According to the NYT, while Democrats are pushing gun control 3,000 miles from Roseburg “many residents” in the town are “bristling” at the calls for more laws. In a real sense, the attack in the UCC gun free zone “has actually tightened the embrace of guns in a rural town where shots at the rifle ranges echo off the hills and hunters shoot deer and elk through the fall.”
The NYT pointed to families who fear the attack in the UCC gun free zone could happen in any gun free zone, so they are making the “common response” of buying guns for self-defense. Many members of families which already own guns say they will be getting concealed carry permits and others said UCC should change its policy and allow its security guards to be armed.

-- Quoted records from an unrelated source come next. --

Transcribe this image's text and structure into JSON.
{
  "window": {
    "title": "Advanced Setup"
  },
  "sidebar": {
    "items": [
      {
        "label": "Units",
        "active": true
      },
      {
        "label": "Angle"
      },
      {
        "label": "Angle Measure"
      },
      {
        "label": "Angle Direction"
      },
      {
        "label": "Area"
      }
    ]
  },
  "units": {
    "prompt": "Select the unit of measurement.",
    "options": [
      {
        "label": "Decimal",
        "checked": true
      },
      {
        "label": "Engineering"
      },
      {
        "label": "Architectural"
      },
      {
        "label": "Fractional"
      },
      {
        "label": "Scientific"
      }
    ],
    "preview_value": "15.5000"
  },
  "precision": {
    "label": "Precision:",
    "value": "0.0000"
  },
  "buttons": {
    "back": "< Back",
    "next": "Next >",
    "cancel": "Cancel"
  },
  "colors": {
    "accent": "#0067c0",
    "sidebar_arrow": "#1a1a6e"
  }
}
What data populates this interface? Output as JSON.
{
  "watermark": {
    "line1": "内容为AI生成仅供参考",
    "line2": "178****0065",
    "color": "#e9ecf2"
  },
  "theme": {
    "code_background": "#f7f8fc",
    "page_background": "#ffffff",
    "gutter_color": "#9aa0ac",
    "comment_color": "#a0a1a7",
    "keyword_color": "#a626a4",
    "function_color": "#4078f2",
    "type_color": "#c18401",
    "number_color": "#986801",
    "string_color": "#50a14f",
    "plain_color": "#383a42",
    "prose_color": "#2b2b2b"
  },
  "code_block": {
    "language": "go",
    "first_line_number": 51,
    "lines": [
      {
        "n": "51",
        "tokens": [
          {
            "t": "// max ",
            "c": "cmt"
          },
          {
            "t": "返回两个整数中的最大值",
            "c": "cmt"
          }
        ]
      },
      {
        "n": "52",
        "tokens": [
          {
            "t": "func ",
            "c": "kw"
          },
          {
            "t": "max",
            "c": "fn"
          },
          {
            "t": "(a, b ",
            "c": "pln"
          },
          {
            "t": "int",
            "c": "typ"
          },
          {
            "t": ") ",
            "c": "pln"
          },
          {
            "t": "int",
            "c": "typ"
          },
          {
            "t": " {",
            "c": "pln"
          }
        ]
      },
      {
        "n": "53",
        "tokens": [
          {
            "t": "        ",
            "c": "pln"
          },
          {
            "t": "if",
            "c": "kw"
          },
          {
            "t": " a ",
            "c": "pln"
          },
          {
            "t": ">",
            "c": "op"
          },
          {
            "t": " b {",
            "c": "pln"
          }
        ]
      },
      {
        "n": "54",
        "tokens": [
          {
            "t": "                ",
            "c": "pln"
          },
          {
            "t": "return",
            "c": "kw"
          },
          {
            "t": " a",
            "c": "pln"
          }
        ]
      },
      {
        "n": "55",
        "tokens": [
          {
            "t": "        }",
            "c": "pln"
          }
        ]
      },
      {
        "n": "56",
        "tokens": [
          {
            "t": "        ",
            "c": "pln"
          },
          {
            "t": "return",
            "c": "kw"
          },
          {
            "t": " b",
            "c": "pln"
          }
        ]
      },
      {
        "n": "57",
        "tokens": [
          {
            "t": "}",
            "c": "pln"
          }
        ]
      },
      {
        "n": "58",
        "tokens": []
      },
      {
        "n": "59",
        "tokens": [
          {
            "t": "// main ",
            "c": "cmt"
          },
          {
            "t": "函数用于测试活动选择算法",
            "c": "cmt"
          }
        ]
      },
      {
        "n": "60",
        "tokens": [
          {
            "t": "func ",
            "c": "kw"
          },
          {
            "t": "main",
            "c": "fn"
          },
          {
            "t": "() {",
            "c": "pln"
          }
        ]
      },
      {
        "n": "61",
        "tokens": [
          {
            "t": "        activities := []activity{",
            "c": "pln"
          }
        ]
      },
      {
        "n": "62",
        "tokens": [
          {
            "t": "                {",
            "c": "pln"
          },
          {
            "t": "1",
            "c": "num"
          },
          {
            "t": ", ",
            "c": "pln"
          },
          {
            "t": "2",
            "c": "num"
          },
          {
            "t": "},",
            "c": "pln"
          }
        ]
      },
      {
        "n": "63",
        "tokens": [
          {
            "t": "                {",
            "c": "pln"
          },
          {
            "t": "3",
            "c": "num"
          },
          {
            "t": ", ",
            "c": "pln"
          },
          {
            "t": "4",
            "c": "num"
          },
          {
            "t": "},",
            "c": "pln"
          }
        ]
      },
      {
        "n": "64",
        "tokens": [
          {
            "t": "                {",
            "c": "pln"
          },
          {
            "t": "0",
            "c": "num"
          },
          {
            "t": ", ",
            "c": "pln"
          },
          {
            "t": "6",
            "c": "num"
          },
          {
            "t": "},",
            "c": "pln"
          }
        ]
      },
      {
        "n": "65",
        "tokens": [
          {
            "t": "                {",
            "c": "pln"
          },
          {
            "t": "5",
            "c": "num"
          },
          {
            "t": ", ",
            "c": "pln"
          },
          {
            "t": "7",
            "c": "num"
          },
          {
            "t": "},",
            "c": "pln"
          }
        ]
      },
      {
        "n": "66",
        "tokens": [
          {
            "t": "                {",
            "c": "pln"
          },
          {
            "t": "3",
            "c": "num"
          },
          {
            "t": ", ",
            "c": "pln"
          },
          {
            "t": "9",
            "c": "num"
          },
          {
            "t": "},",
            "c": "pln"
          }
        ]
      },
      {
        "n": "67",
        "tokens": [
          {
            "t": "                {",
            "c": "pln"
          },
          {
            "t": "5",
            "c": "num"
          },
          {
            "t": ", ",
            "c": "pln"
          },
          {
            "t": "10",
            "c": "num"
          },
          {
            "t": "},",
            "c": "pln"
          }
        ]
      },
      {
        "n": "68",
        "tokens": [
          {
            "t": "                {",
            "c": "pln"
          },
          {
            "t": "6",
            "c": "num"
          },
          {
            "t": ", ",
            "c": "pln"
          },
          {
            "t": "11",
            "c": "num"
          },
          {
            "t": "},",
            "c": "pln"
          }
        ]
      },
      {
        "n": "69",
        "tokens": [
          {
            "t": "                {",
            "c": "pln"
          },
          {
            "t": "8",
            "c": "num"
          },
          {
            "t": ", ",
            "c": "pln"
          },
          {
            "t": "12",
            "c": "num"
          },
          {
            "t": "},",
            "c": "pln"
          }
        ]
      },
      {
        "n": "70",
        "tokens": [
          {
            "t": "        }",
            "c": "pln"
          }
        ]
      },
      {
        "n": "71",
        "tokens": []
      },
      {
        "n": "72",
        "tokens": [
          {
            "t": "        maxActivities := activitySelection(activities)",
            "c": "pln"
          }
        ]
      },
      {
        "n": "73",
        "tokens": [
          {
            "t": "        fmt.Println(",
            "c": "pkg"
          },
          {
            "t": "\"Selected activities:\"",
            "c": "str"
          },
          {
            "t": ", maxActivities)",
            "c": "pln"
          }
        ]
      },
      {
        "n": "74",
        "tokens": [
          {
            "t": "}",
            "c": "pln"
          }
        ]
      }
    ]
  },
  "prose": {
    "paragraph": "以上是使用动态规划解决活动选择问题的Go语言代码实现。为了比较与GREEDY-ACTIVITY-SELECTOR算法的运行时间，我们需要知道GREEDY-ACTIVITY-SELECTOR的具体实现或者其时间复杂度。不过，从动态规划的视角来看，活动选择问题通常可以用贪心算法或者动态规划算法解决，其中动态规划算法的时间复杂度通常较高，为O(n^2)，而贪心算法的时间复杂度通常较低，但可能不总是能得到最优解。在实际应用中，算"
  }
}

Nineteen-year-old J.J. Vicari was at UCC when the attack occurred and he said the experience of hiding under a desk in fear “opened [his] eyes.” He said, “I want to have a gun in the house to protect myself, to protect the people I’m with. I’m sure I’ll have a normal life and never have to go through anything like this [again], but I want to be sure.”
Again, although the NYT made clear that there are people calling for the passage of more gun control in the wake of the attack, they stressed the desire to acquire a gun for self-defense is “common.”